Dyslexia is generally used as an umbrella term to cover not only problems with reading, writing, and spelling - but also many other related learning disability categories, such as:
- Dyslexia - difficulties with reading, comprehension, spelling, and creative writing.
- ADD or ADHD - problems related to focus, organization, time-management, and hyperactivity.
- Dyspraxia - problems related to clumsiness, co-ordination, and hand-writing.
- Dyscalculia or Acalculia - difficulty with maths or an inability to use numbers.
- Dysgraphia or Agraphia - difficulty with hand-writing or an inability to write.
- Dysorthography - a specific dysgraphic disorder of spelling that accompanies dyslexia by a direct consequence of the phonological disorder.
- Dysphasia - language disorder marked by a deficiency in the generation of speech, and sometimes also in its comprehension.
- Poor working memory - difficulty following instructions or completing complicated tasks.
- Auditory Processing Disorder - problems with listening or distinguishing sounds in language.
Having learning disabilities means that each individual will present with a different set of problems and there usually are overlaps of labels and conditions:
- Employed in a job that hides difficulties in reading, writing, or spelling.
- Hides difficulties from co-workers, friends, and sometimes family.
- Becomes frustrated at "planning meetings" and sequential tasks; just wants to get on with it.
- Becomes frustrated or overwhelmed with long forms or sequential processes.
- Thrives in careers where visual-spatial/hands-on talents can be realized, for example, business owner, engineer, trades (carpentry, plumbing, electrical), interior decorator, actor, musician, police/investigation, athlete, and business executive (usually with staff or assistant).
- May pass up promotions or advancement opportunities that require more administrative work.

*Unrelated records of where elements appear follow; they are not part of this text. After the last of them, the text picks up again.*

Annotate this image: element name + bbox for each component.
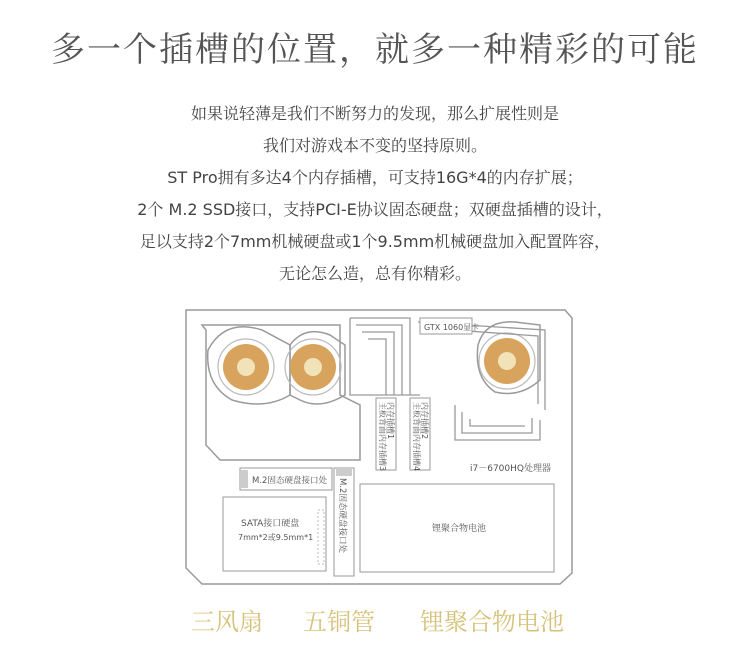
ram-right-label-b: 主板背面内存插槽4 [412, 402, 421, 472]
fan-2-hub [304, 358, 322, 376]
feature-battery: 锂聚合物电池 [420, 608, 564, 636]
description-line: 如果说轻薄是我们不断努力的发现，那么扩展性则是 [190, 104, 559, 123]
m2-connector-horizontal [240, 470, 248, 488]
description-line: 无论怎么造，总有你精彩。 [278, 264, 471, 283]
inner-outline [202, 325, 360, 460]
feature-heat-pipes: 五铜管 [303, 608, 375, 636]
ram-right-label-a: 内存插槽2 [420, 402, 429, 440]
sata-label-2: 7mm*2或9.5mm*1 [238, 533, 314, 542]
feature-fans: 三风扇 [191, 608, 263, 636]
m2-horizontal-label: M.2固态硬盘接口处 [252, 476, 327, 486]
ram-left-label-a: 内存插槽1 [386, 402, 395, 440]
m2-connector-vertical [336, 468, 352, 476]
fan-3-hub [498, 352, 516, 370]
fan-1-hub [237, 358, 255, 376]
sata-label-1: SATA接口硬盘 [241, 519, 300, 529]
page-title: 多一个插槽的位置，就多一种精彩的可能 [51, 30, 699, 70]
description-line: 足以支持2个7mm机械硬盘或1个9.5mm机械硬盘加入配置阵容， [139, 232, 611, 251]
m2-vertical-label: M.2固态硬盘接口处 [337, 478, 347, 553]
battery-label: 锂聚合物电池 [432, 524, 487, 534]
gpu-label: GTX 1060显卡 [424, 323, 480, 332]
ram-left-label-b: 主板背面内存插槽3 [378, 402, 387, 472]
description-line: 我们对游戏本不变的坚持原则。 [262, 136, 487, 155]
description-line: ST Pro拥有多达4个内存插槽，可支持16G*4的内存扩展； [167, 168, 583, 187]
cpu-label: i7－6700HQ处理器 [470, 464, 551, 474]
description-line: 2个 M.2 SSD接口，支持PCI-E协议固态硬盘；双硬盘插槽的设计， [137, 200, 613, 219]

- May have difficulty focusing and staying on one task, yet may feel comfortable managing many different tasks simultaneously.
- Difficulty with tests - passing standard tests can be a barrier to career advancement.
- Highly successful, overachiever.
- May be a perfectionist and overreact when a mistake is made.
- Outside-the-box thinker.
- Very controlling and operates according to very strict rules.
- Learns best through hands-on experience, demonstrations, experimentation, observation, and visual aids.
- Highly intuitive, known to have "street smarts". Is often quick and accurate in judging the personalities of others.
- May be able to sense the emotions and energy of others.
- Remembers struggling in school.
- May have dyslexic children and may experience guilt when seeing their own child struggle. May be embarrassed when reading to own children or helping them with homework.
- Easily distracted/annoyed by noises and other things in the environment.
- May appear to "zone out" and be unaware that it is happening.
- Mis-speaks, misuse, or mispronounces words without realizing it.
- May have poor balance.
- May confuse past conversations or be accused of "not listening".
- Difficulty remembering names of people without tricks, but usually remembers faces.
- Difficulty remembering verbal instructions or directions. Likes to see them visually.
- May have poor recall of conversations or sequence of events.
Maths, Time Management, and Directions
- May be able to perform high-level maths, but can't show it on paper.
- May excel at maths, or may still rely on tricks for remembering math facts.
- Relies on calculators or finger counting.
- When paying may prefer to use "plastic" instead of cash to avoid dealing with loose change.
- May have difficulty with left/right and/or North, South, East, West.
- May have difficulty reading maps.
- May have anxiety or stress when driving in unfamiliar places. Relies on others to drive when possible.
- May lose track of time and is often late, or is compulsively early.
- Finds it difficult to estimate how long a task will take to complete.
Reading, Writing, and Spelling
- Likes larger, clear print over unusual fonts.
- Avoids reading out loud. May dislike public speaking.
- Has adopted compensatory tricks to remember spelling and words that sound the same (their, there, they're), or has poor or inconsistent spelling.
- Frequently has to re-read a sentence in order to understand it.
- Gets tired or becomes bored quickly while reading.
- Relies on others (assistants, spouses, significant others) for written correspondence.
- Uncertainty with words, punctuation, and spelling when writing. Reliance on spell-check and grammar-check.
- Poor handwriting; poor or inconsistent spelling.
- Writes with all capital letters, or mixes capital letters within words. Abbreviates words frequently.
Behavior, Health, and Personality
- May have a short fuse or is easily frustrated, angered, or annoyed.
- Easily stressed and overwhelmed in certain situations.
- May have low self-esteem.
- Self-conscious when speaking in a group. May have difficulty getting thoughts out, pause frequently, speaks in halting phrases or leave sentences incomplete. This may worsen with stress or distraction.
- Sticks to what they know; fear of new tasks or any situation where they are out of comfort zone.
- Extremely disorderly, often losing and mislaying things.
- Compulsively orderly, getting stressed when order is disturbed.
- Confusion, stress, physical health issues, time pressure, and fatigue will significantly increase symptoms.